In 1982, Steven Spielberg struck gold with science-fiction film, E.T. the Extra-Terrestrial, which starred Henry Thomas, Dee Wallace, and Drew Barrymore. That same year, American video game company, Atari, Inc., began developing a video game based on the film. Seemed like an easy slam dunk, but the company paid a whopping $21 million for the rights and then rushed its development (five and a half weeks) so that it would be ready for Christmas time. Just to breakeven on the rights the company had to sell 4 million copies. 5 million copies were produced and only 1.5 million were sold. Most of those 1.5 million copies that were sold, ended up being returned to the company because the quality of the game was THAT horrendous. To this day, many people contribute the game as major reason for the North American video game crash of 1983 and the demise of Atari in the gaming sector.
So, what happened to all those millions of unsold cartridges? As legend has it, in September of 1983 the company supposedly dumped 14 truckloads of discarded game cartridges into a New Mexico landfill. And now, over thirty years later, screenwriter, Zak Penn ("The Incredible Hulk") has led the search for the burial site and over the past two days has unearthed the legend.

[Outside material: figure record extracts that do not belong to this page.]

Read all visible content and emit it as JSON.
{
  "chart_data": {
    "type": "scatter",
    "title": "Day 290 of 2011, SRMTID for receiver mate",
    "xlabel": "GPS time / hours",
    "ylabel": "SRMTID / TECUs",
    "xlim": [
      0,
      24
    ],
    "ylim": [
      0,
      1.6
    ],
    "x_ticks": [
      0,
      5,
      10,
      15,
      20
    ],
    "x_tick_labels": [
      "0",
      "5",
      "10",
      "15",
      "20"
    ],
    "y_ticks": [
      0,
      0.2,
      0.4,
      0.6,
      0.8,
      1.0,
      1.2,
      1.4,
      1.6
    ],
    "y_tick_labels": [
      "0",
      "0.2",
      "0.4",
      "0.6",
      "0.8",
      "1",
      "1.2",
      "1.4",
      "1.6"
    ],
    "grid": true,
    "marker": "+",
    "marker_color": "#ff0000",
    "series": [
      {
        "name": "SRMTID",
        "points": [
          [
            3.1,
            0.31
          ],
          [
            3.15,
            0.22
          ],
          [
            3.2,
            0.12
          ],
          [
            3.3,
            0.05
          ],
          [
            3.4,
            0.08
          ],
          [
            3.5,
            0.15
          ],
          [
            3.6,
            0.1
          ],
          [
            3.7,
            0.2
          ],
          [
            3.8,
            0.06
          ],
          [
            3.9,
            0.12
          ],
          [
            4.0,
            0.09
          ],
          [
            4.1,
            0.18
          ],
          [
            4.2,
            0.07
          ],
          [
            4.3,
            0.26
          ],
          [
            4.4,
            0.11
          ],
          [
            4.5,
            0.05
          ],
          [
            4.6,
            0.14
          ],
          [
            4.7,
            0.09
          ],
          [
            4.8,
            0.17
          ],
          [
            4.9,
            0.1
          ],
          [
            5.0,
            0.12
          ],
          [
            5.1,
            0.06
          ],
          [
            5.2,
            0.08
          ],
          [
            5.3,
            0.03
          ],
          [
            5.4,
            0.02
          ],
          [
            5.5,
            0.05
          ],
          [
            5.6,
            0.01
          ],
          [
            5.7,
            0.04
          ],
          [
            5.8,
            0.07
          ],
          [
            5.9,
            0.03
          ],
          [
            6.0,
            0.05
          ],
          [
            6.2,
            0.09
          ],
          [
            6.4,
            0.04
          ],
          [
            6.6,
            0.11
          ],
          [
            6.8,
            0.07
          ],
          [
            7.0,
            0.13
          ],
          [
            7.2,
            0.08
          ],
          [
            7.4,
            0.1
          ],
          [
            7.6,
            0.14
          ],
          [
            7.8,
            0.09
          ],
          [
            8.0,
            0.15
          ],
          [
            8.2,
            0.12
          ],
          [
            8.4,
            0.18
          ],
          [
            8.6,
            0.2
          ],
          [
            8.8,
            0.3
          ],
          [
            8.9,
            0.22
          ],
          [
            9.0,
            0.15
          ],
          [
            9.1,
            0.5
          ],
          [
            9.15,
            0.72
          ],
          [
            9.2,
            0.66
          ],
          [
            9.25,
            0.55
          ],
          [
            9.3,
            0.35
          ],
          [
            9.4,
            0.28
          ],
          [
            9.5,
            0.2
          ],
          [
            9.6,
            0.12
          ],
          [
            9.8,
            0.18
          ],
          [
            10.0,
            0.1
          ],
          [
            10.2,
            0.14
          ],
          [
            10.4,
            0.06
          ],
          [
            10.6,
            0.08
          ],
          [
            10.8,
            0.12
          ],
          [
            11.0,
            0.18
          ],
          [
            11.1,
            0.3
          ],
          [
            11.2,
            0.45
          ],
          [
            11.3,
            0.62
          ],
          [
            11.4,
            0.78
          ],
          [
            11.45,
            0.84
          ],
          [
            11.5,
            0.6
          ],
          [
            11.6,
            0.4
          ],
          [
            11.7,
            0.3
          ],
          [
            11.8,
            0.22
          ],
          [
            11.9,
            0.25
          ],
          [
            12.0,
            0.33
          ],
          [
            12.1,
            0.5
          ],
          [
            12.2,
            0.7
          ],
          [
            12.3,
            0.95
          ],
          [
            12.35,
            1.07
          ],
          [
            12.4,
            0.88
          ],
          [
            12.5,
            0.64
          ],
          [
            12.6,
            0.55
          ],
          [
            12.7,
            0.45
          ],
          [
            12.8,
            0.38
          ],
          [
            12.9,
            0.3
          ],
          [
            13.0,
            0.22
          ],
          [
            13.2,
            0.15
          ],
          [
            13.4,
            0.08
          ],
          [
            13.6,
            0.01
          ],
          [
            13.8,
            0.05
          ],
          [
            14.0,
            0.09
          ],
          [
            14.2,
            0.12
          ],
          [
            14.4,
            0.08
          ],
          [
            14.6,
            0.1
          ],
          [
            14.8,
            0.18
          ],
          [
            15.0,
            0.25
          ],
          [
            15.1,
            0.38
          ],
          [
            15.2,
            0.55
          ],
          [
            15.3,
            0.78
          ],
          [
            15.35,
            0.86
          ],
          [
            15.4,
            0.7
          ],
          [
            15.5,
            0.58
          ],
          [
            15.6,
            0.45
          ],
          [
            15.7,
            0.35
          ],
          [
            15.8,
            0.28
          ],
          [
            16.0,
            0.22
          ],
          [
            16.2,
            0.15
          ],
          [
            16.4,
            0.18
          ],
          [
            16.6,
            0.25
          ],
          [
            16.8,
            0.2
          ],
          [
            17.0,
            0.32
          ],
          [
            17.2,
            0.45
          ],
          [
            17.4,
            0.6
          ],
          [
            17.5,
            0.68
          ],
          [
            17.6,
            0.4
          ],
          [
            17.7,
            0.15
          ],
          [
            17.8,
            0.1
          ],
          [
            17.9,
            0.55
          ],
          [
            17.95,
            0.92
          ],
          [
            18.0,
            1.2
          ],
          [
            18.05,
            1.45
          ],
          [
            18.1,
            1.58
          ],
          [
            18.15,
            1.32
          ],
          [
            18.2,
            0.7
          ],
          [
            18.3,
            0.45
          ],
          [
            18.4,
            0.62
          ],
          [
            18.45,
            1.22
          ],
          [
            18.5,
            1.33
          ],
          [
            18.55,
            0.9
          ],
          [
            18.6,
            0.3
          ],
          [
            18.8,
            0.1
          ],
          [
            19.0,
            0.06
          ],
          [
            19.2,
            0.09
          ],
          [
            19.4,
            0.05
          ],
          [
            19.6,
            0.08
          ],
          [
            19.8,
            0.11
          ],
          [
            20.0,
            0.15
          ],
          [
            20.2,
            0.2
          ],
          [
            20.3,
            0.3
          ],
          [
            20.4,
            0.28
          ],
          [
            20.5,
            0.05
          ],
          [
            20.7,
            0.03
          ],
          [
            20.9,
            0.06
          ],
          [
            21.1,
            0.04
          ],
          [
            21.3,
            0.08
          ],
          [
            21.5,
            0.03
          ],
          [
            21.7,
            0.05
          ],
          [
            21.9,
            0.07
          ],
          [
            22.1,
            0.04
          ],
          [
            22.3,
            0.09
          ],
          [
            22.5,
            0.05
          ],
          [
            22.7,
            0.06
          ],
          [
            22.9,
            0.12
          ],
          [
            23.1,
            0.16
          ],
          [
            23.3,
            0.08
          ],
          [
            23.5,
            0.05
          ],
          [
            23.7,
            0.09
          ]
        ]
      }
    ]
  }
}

A documentary film production company has found buried in a New Mexico landfill hundreds of the Atari "E.T." game cartridges that some call the worst video game ever made. Film director Zak Penn showed one "E.T." cartridge retrieved from the site and said that hundreds more were found in the mounds of trash and dirt scooped by a backhoe. About 200 residents and game enthusiasts gathered early Saturday in southeastern New Mexico to watch backhoes and bulldozers dig through the concrete-covered landfill in search of up to a million discarded copies of "E.T. The Extraterrestrial" that the game's maker wanted to hide forever. "I feel pretty relieved and psyched that they actually got to see something," said Penn as members of the production team sifted through the mounds of trash, pulling out boxes, games and other Atari products.